Power Consumption and Stability with Mixed Models [17:23]
- Running a Mixture-of-Experts model like Deepseek 3.1 (671 billion parameters, but only 37 billion active) on two Macs drew 115-125 watts, totaling around 480 watts for four Macs when not fully utilized.
- Running the dense Llama 3.3 model on the four-Mac cluster resulted in a power draw of around 600 watts, indicating better hardware utilization.
- The system experienced some instability, attributed to beta features in Apple's MLX for syncing CPU and GPU, leading to Exo being closed and restarted.

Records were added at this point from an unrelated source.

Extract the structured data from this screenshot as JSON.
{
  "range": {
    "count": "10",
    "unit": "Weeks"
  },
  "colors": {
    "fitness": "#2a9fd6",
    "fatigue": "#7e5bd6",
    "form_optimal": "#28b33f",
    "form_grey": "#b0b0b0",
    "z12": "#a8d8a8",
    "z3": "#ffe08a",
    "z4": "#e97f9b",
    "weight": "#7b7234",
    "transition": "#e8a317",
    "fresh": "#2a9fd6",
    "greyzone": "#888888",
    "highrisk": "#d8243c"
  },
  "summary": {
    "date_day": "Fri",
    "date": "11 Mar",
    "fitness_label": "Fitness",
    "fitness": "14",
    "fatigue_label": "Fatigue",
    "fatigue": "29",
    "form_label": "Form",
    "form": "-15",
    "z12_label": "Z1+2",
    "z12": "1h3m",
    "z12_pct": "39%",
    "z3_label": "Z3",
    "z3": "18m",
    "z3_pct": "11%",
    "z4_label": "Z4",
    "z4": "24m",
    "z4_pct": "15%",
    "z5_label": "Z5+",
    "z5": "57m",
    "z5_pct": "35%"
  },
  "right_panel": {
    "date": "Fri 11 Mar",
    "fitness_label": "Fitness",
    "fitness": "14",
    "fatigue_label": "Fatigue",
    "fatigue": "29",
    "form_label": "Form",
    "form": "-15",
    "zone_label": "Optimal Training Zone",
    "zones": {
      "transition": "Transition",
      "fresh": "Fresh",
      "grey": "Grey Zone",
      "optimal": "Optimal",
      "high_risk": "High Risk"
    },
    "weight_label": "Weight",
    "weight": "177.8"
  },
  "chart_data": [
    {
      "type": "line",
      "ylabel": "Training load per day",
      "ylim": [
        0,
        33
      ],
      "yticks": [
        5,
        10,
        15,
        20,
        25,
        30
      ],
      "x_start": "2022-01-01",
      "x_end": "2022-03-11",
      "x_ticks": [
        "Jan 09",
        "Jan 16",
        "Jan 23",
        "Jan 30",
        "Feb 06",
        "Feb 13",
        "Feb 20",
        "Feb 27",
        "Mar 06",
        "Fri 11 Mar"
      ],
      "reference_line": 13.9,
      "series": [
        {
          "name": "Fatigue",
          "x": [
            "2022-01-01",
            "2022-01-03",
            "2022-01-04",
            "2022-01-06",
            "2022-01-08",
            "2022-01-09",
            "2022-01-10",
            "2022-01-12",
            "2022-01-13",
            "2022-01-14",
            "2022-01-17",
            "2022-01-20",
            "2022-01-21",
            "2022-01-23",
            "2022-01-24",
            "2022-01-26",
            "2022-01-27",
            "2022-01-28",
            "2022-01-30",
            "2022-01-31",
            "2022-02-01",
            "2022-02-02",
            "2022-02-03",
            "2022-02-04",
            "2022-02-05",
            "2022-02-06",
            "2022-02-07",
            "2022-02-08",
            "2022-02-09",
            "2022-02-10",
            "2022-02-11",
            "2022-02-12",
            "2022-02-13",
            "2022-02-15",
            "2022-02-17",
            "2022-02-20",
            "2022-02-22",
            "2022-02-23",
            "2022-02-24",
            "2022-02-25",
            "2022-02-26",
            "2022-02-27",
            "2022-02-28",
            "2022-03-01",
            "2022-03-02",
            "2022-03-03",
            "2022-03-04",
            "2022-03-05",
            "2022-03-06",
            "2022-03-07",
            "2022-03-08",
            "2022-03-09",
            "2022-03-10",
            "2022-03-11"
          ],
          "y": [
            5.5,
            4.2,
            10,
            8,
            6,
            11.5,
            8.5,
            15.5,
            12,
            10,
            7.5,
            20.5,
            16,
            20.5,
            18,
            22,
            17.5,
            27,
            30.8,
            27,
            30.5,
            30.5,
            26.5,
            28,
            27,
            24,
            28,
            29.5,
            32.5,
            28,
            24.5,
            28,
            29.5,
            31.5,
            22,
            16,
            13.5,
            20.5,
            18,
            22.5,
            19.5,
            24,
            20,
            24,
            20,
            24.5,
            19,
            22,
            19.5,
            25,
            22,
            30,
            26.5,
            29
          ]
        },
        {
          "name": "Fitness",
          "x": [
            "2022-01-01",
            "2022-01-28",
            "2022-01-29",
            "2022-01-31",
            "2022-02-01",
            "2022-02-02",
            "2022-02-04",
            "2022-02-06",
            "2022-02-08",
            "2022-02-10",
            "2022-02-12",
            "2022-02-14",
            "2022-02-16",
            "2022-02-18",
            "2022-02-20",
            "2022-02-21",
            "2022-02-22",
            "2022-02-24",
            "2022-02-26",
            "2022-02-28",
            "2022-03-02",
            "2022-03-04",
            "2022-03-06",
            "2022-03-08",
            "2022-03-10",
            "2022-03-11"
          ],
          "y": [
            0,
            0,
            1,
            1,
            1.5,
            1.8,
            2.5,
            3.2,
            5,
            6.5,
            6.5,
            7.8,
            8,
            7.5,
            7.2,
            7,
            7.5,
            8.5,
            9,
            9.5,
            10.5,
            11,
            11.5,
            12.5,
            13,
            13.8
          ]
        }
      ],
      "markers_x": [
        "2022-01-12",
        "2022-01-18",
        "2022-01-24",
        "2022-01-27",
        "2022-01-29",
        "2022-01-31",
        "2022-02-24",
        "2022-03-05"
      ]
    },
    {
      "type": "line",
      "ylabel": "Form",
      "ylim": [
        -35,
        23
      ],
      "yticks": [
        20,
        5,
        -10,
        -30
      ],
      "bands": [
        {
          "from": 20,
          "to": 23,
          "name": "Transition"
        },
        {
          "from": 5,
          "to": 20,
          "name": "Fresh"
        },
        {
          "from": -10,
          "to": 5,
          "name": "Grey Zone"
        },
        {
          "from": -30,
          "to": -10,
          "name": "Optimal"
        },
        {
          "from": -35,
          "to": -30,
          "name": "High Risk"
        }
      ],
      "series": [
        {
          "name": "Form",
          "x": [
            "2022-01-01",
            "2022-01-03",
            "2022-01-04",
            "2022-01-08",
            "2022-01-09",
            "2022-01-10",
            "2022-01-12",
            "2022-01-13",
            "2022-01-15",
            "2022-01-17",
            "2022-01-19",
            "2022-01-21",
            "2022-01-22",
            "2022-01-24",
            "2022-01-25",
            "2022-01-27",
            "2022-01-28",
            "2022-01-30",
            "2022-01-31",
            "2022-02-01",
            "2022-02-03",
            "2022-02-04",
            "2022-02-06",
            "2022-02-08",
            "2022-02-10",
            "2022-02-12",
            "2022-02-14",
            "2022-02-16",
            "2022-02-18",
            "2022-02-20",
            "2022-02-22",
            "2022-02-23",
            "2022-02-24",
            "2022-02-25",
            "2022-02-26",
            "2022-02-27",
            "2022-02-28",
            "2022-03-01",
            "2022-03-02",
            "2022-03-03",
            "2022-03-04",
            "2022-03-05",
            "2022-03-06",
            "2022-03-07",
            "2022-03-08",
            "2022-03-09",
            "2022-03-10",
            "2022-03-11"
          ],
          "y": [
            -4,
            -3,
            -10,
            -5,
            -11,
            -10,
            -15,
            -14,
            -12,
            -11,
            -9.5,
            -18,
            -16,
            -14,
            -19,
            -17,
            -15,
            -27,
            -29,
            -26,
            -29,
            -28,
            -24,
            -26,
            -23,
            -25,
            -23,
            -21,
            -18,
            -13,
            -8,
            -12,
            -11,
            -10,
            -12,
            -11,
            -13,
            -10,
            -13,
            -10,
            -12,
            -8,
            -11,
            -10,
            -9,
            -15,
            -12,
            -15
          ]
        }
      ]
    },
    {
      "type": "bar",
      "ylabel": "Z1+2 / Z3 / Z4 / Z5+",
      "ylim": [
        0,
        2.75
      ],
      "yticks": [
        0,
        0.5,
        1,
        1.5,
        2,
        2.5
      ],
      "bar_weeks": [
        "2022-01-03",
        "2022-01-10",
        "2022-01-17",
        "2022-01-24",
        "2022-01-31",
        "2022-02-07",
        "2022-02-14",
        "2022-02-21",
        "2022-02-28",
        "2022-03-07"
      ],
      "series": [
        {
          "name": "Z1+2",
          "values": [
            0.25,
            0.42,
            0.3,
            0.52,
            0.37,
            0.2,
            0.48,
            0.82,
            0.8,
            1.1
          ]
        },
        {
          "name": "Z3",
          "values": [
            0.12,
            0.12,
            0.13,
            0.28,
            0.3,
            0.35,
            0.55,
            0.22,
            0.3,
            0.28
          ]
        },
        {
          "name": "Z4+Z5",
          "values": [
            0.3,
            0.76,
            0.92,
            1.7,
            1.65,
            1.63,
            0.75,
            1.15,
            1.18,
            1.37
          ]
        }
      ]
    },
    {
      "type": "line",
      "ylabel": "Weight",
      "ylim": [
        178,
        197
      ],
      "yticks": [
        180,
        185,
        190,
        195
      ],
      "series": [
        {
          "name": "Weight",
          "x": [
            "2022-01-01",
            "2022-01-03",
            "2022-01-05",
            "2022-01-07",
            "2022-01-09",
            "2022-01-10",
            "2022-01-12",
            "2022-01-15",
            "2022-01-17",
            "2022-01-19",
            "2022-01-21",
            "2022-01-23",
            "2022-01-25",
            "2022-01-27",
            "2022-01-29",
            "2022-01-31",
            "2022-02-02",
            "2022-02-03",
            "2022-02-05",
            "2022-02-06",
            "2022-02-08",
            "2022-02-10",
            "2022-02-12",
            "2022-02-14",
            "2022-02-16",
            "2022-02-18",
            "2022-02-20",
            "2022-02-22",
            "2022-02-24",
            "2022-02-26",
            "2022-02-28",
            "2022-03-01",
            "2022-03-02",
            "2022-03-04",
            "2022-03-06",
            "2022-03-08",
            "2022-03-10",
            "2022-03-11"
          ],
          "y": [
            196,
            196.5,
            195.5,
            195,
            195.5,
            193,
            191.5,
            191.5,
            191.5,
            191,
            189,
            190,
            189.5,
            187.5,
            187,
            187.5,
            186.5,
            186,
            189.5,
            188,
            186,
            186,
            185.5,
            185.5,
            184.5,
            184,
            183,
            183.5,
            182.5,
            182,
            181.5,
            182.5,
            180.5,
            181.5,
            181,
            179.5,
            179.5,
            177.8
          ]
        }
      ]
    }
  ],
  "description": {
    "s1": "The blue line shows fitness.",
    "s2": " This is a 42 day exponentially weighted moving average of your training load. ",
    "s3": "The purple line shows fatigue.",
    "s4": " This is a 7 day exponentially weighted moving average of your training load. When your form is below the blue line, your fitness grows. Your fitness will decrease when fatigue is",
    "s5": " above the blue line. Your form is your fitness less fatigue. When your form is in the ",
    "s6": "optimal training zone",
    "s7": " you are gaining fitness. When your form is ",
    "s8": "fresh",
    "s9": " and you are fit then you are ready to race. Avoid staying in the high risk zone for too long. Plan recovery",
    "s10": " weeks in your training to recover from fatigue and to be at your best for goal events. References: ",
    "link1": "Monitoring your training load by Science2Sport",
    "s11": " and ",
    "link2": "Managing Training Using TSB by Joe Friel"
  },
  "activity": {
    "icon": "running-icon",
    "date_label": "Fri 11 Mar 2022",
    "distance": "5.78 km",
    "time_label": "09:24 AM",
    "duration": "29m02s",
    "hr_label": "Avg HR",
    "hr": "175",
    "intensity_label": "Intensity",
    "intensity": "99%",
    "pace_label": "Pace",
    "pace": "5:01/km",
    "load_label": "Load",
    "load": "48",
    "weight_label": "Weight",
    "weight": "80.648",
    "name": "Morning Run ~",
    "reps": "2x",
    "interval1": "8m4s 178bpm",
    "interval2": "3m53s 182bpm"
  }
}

"Put that all together and we're at around 480 watts for a mixture of experts model where it's really not making perfect use of all that hardware."
Reconciling AI Use Cases [18:54]
- While acknowledging the potential for misuse of AI, the speaker emphasizes that there are also many beneficial applications.
- The idea of using this setup for an advanced home voice assistant, replacing devices like Alexa, is considered.
- However, current Home Assistant integrations with OpenAI-compatible APIs have not worked well for the speaker.
"I'm not going to lie and say there isn't a part of me that goes, I wish the reason we were pushing for optimizations like this wasn't for something that so many people use for bad stuff."